Professor of Cognitive NeuroImaging, Aston University
Professor Gina Rippon is Professor of Cognitive Neuroimaging at Aston University. She uses brain imaging techniques such as Magnetoencephalography (MEG), Electroencephalography (EEG) and functional Magnetic Resonance Imaging (fMRI) to explore the relationship between brain and behaviour.
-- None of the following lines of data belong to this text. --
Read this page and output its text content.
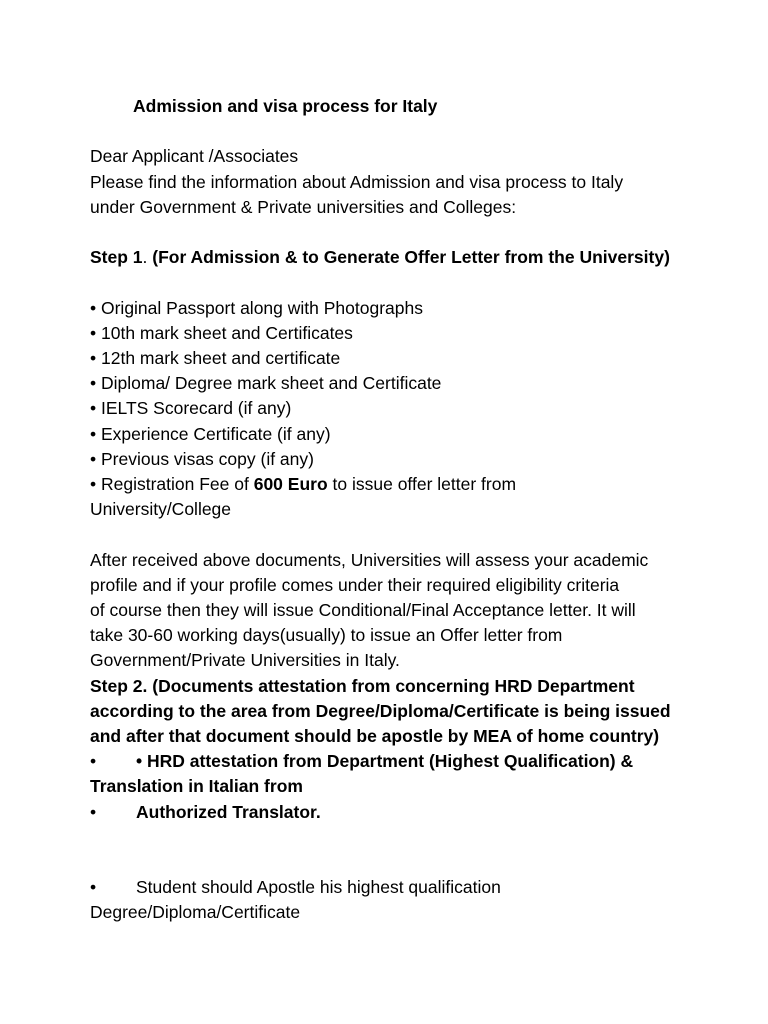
Admission and visa process for Italy
Dear Applicant /Associates
Please find the information about Admission and visa process to Italy
under Government & Private universities and Colleges:
Step 1. (For Admission & to Generate Offer Letter from the University)
• Original Passport along with Photographs
• 10th mark sheet and Certificates
• 12th mark sheet and certificate
• Diploma/ Degree mark sheet and Certificate
• IELTS Scorecard (if any)
• Experience Certificate (if any)
• Previous visas copy (if any)
• Registration Fee of 600 Euro to issue offer letter from
University/College
After received above documents, Universities will assess your academic
profile and if your profile comes under their required eligibility criteria
of course then they will issue Conditional/Final Acceptance letter. It will
take 30-60 working days(usually) to issue an Offer letter from
Government/Private Universities in Italy.
Step 2. (Documents attestation from concerning HRD Department
according to the area from Degree/Diploma/Certificate is being issued
and after that document should be apostle by MEA of home country)
• • HRD attestation from Department (Highest Qualification) &
Translation in Italian from
• Authorized Translator.
• Student should Apostle his highest qualification
Degree/Diploma/Certificate
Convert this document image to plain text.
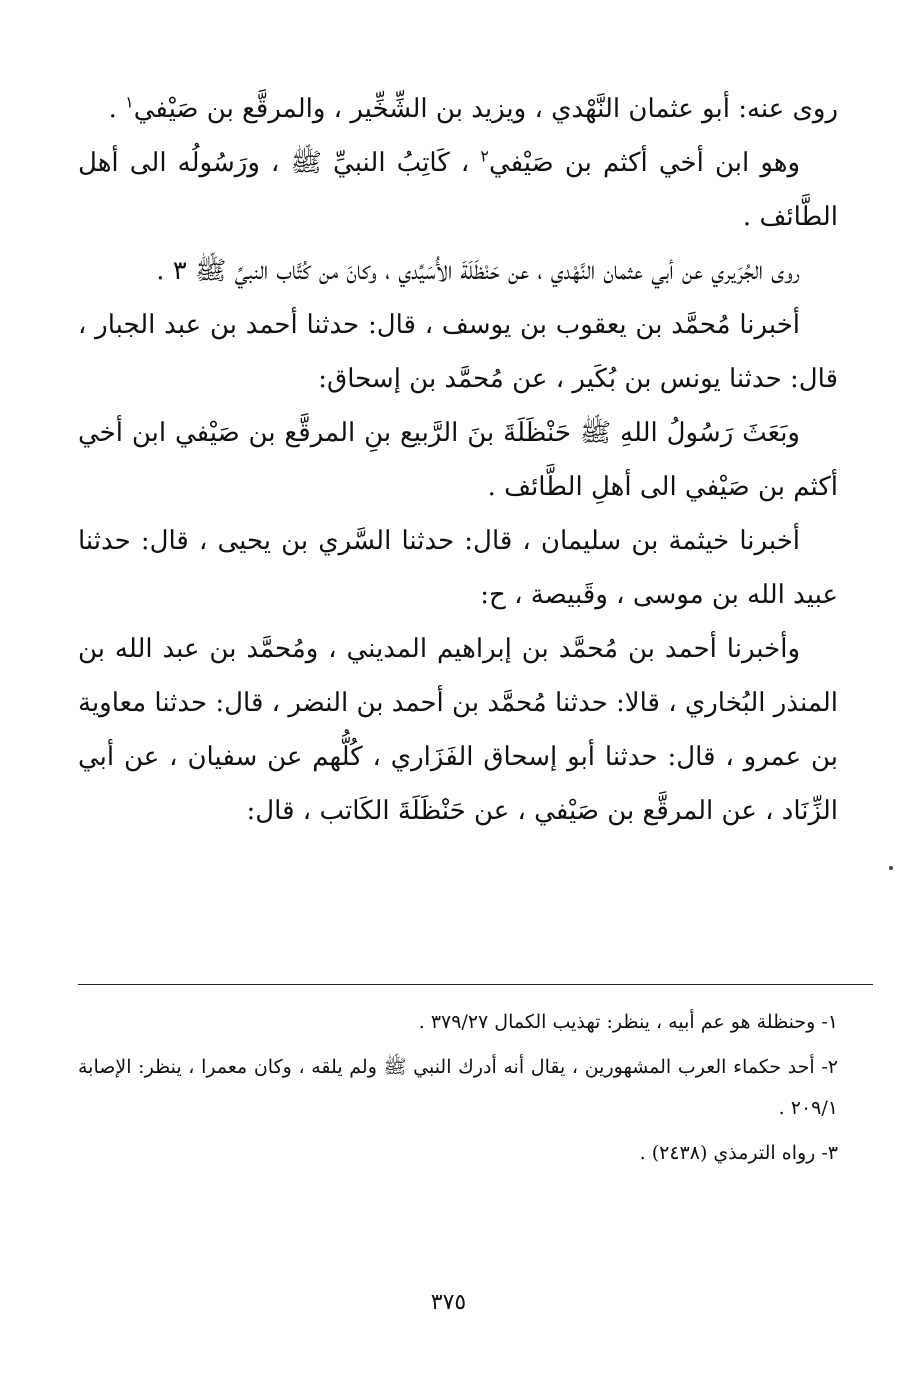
روى عنه: أبو عثمان النَّهْدي ، ويزيد بن الشِّخِّير ، والمرقَّع بن صَيْفي$^١$ .

وهو ابن أخي أكثم بن صَيْفي$^٢$ ، كَاتِبُ النبيِّ ﷺ ، ورَسُولُه الى أهل الطَّائف .

روى الجُرَيري عن أبي عثمان النَّهْدي ، عن حَنْظَلَةَ الأُسَيِّدي ، وكانَ من كُتَّاب النبيِّ ﷺ ٣ .

أخبرنا مُحمَّد بن يعقوب بن يوسف ، قال: حدثنا أحمد بن عبد الجبار ، قال: حدثنا يونس بن بُكَير ، عن مُحمَّد بن إسحاق:

وبَعَثَ رَسُولُ اللهِ ﷺ حَنْظَلَةَ بنَ الرَّبيع بنِ المرقَّع بن صَيْفي ابن أخي أكثم بن صَيْفي الى أهلِ الطَّائف .

أخبرنا خيثمة بن سليمان ، قال: حدثنا السَّري بن يحيى ، قال: حدثنا عبيد الله بن موسى ، وقَبيصة ، ح:

وأخبرنا أحمد بن مُحمَّد بن إبراهيم المديني ، ومُحمَّد بن عبد الله بن المنذر البُخاري ، قالا: حدثنا مُحمَّد بن أحمد بن النضر ، قال: حدثنا معاوية بن عمرو ، قال: حدثنا أبو إسحاق الفَزَاري ، كُلُّهم عن سفيان ، عن أبي الزِّنَاد ، عن المرقَّع بن صَيْفي ، عن حَنْظَلَةَ الكَاتب ، قال:

١- وحنظلة هو عم أبيه ، ينظر: تهذيب الكمال ٣٧٩/٢٧ .

٢- أحد حكماء العرب المشهورين ، يقال أنه أدرك النبي ﷺ ولم يلقه ، وكان معمرا ، ينظر: الإصابة ٢٠٩/١ .

٣- رواه الترمذي (٢٤٣٨) .

٣٧٥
She has a particular interest in developmental disorders such as dyslexia and autism and has recently been involved in the development of the new Aston Brain Centre, a brain imaging centre which will focus on typical and atypical development.
She has a long-standing interest in the potential misuse of advances in cognitive neuroscience and brain imaging techniques, and feels it is important to communicate what they can and, perhaps more importantly, what they cannot say about the relationship between brain and behaviour.
She has served on 2 Government Advisory bodies on the use of the polygraph for ‘lie detection’ and has recently published a paper in the American Journal of BioEthics; “Why there is no place for Neuroscience in National Security”.
She has also written on the misapplication of psychobiological explanations to support stereotypes. She gave a public lecture “Sexing the Brain: how NeuroNonsense joined PsychoBabble to ‘Keep Women in Their Place’” at the British Science Festival in September 2010. A member of WISE and of the UKRC’s GetSET group, she is keen to address the issues associated with the underrepresentation of girls and women in science and engineering.